The Student News Site of Tarrant County College

The Collegian

The Student News Site of Tarrant County College

The Collegian

Prepare law before drones fly

Congress has passed a bill requiring the Federal Aviation Administration to begin testing the use of unarmed drones in U.S. airspace to determine how safe drones are and how they fit into flight patterns.The question is not if but how well will we be prepared for the logistical and legal problems that will arise when the remote-controlled aircraft are open to public use.

Drones range in size from as large as a private plane to as small as a hummingbird and can be equipped with anything from cameras and microphones to cargo compartments.

Currently, agencies must receive case-by-case permits from the FAA that have limiting restrictions including mandating that the operator maintain visual contact with the drone. These permits are only available to government agencies.

Potential markets could include journalism, agriculture and law enforcement.

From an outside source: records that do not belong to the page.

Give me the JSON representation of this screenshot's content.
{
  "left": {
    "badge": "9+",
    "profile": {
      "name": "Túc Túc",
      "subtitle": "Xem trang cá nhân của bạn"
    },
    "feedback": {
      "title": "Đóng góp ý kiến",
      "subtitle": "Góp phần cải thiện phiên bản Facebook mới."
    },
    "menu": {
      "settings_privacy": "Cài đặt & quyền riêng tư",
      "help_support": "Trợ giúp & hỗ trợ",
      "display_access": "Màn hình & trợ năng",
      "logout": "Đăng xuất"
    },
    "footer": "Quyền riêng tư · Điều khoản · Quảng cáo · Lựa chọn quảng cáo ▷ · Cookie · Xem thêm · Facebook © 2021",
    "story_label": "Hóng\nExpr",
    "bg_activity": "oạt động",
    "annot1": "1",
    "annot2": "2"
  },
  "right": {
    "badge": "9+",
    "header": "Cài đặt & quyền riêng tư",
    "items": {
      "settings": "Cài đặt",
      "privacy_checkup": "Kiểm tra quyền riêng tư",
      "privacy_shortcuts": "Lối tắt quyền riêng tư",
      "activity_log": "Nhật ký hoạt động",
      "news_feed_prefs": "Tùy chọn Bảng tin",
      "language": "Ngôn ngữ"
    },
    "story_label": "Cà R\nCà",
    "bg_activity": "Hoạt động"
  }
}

Journalists have already used drones to film riots, fires and other news events. Police would use the drones for patrolling and searching for suspects and missing persons, all of which would cut the required manpower to a fraction of the cost of a helicopter or plane. Drones could count cattle and drop pesticides on crops.

Among the immense possibilities for this technology are possibilities for abuse. Privacy concerns about the eye of Big Brother flying in the sky are prevalent.

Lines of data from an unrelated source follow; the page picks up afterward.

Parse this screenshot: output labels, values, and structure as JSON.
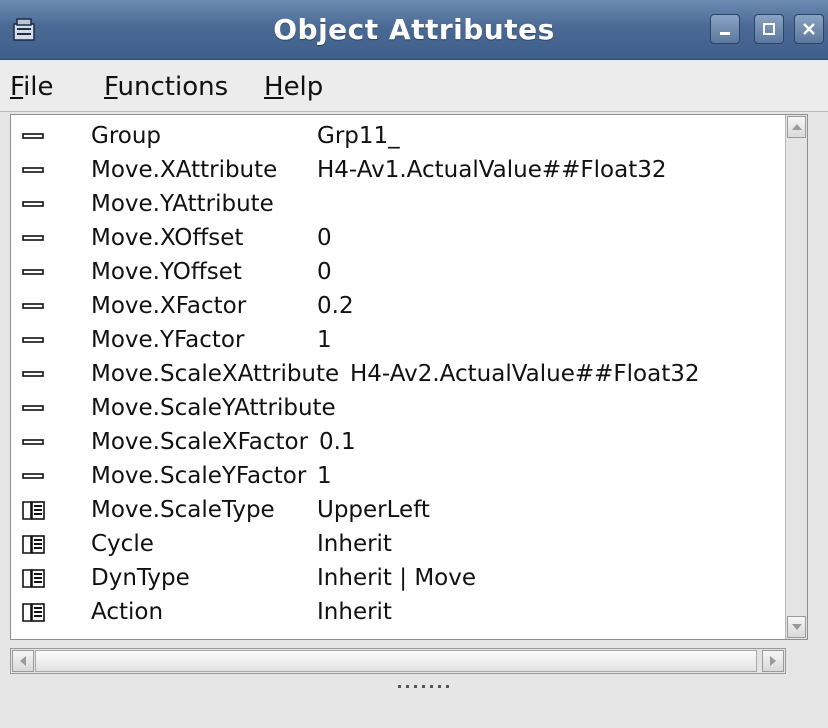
{
  "window": {
    "title": "Object Attributes"
  },
  "menu": {
    "file_label": "File",
    "file_mnemonic": "F",
    "file_rest": "ile",
    "functions_label": "Functions",
    "functions_mnemonic": "F",
    "functions_rest": "unctions",
    "help_label": "Help",
    "help_mnemonic": "H",
    "help_rest": "elp"
  },
  "attributes": [
    {
      "icon": "attribute-icon",
      "name": "Group",
      "value": "Grp11_"
    },
    {
      "icon": "attribute-icon",
      "name": "Move.XAttribute",
      "value": "H4-Av1.ActualValue##Float32"
    },
    {
      "icon": "attribute-icon",
      "name": "Move.YAttribute",
      "value": ""
    },
    {
      "icon": "attribute-icon",
      "name": "Move.XOffset",
      "value": "0"
    },
    {
      "icon": "attribute-icon",
      "name": "Move.YOffset",
      "value": "0"
    },
    {
      "icon": "attribute-icon",
      "name": "Move.XFactor",
      "value": "0.2"
    },
    {
      "icon": "attribute-icon",
      "name": "Move.YFactor",
      "value": "1"
    },
    {
      "icon": "attribute-icon",
      "name": "Move.ScaleXAttribute",
      "value": "H4-Av2.ActualValue##Float32"
    },
    {
      "icon": "attribute-icon",
      "name": "Move.ScaleYAttribute",
      "value": ""
    },
    {
      "icon": "attribute-icon",
      "name": "Move.ScaleXFactor",
      "value": "0.1"
    },
    {
      "icon": "attribute-icon",
      "name": "Move.ScaleYFactor",
      "value": "1"
    },
    {
      "icon": "folder-icon",
      "name": "Move.ScaleType",
      "value": "UpperLeft"
    },
    {
      "icon": "folder-icon",
      "name": "Cycle",
      "value": "Inherit"
    },
    {
      "icon": "folder-icon",
      "name": "DynType",
      "value": "Inherit | Move"
    },
    {
      "icon": "folder-icon",
      "name": "Action",
      "value": "Inherit"
    }
  ],
  "colors": {
    "titlebar": "#4a6a95",
    "background": "#e6e6e6",
    "list_background": "#ffffff"
  }
}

But many of these fears and future legal headaches can be avoided with some foresight on the part of those controlling the progress.

The time until the September 2015 deadline for public use of drones must be used wisely to tackle not only the logistics but to detail what is lawful use of the information gained and what will be termed invasion of privacy for both law enforcement and private use.

For example, will law enforcement be allowed to use the drones to patrol 24-7, or will they be launched with an expressed purpose and then landed when the objective is completed? Can a person be sued for flying a drone over someone’s property, capturing video and posting it online without consent?

Having guidelines and laws set before the public release of the drones will reduce privacy concerns and legal battles for years to come and make the use of the drones more efficient.